One JSONL file per agent. Each line is a single entry. Entries are appended on every successful upstream completion (HTTP 2xx only). Non-2xx responses are not recorded in session history; they appear only in structured audit logs (see §5).

Entry Schema

Each line is a JSON object with the following fields:

Field Type Description
version integer Schema version. Currently 1.
id string Stable source-event ID for replay and deduplication.
ts string RFC3339 timestamp of when the response was received.
claw_id string Agent ID that issued the request.
path string Request path (e.g., /v1/chat/completions).
requested_model string Model string as sent by the agent.
effective_provider string Provider name after routing (e.g., anthropic).
effective_model string Model name forwarded to the upstream provider.
status_code integer HTTP status code returned by the upstream.
stream boolean Whether the response was streamed (SSE).
request_original object The request body as received from the agent, before any proxy modification.
request_effective object The request body as forwarded to the upstream provider, after credential swap and any model rewrite.
response object See response payload below.
usage object Token counts extracted from the response: prompt_tokens (integer), completion_tokens (integer).
usage.reported_cost_usd number (float) Cost in USD reported by the provider; omitted when not available

Response payload (response field):

Field Type Description
format string "json" for standard JSON responses; "sse" for Server-Sent Events streams.
json object Present when format is "json". The parsed response body.
text string Present when format is "sse". The raw event stream text.

Phase 1 Scope

Phase 1 is retention only. cllama writes the history; no read API exists.

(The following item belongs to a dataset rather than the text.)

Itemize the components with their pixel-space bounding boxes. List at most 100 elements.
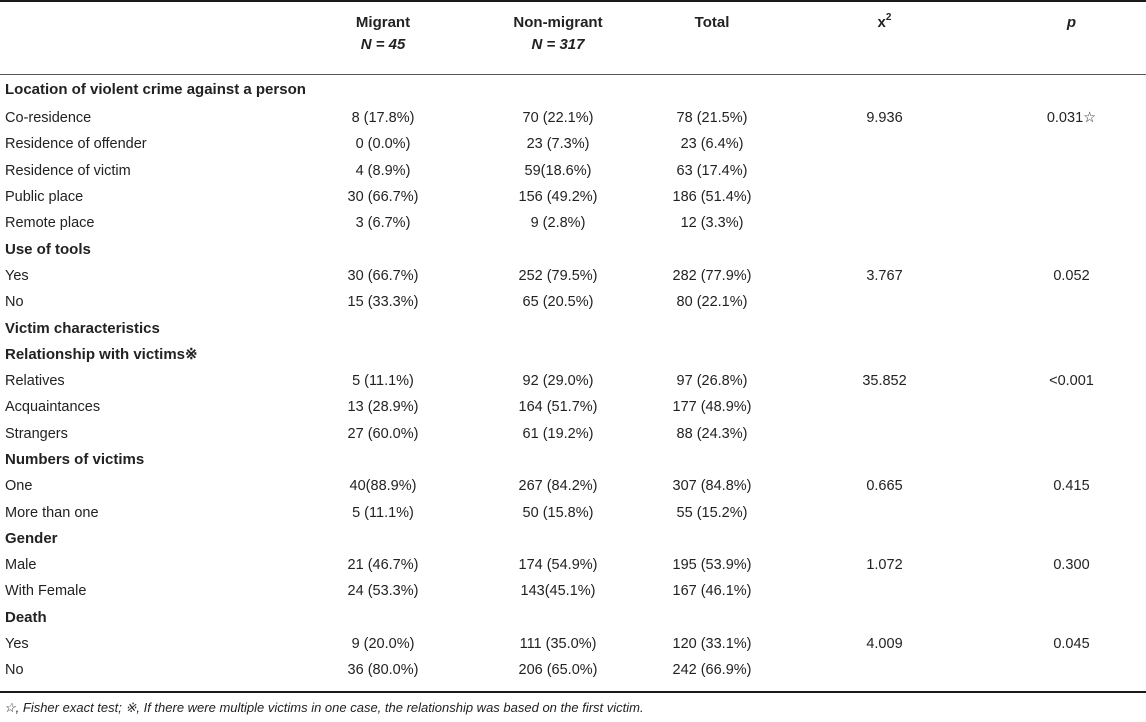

Agents cannot query their own history programmatically. No prompt injection, no retrieval, no summarization. The JSONL files are accessible to operators via the host filesystem mount for offline analysis, auditing, and future tooling.

7. Ecosystem Implementations

The Passthrough Reference

Clawdapus provides a reference image: ghcr.io/mostlydev/cllama.

The passthrough reference:

  • Adheres to the v1 ingress surface matrix and Listen Port.
  • Validates the environment (CLAW_POD, CLAW_CONTEXT_ROOT, provider credentials), bearer-token identity resolution, and mounts.
  • Acts as a pure, transparent proxy (no decoration, no amendment).
  • Emits structured logs of all traffic and budget/rate interventions.

This image is used for testing network integration and serves as the boilerplate for operators to build proprietary cllama policy engines (e.g., incorporating advanced DLP, RAG-based context injection, or conversational configuration).

Routing and Compute Metering

Tools like ClawRouter act as specialized instances of a cllama proxy focused on forced model routing, provider availability, rate limiting, and compute metering. The reference passthrough establishes the identity, per-agent budget/rate caps, routing, and telemetry contract; specialized engines can layer richer provider selection and organization-specific cost policy on that contract.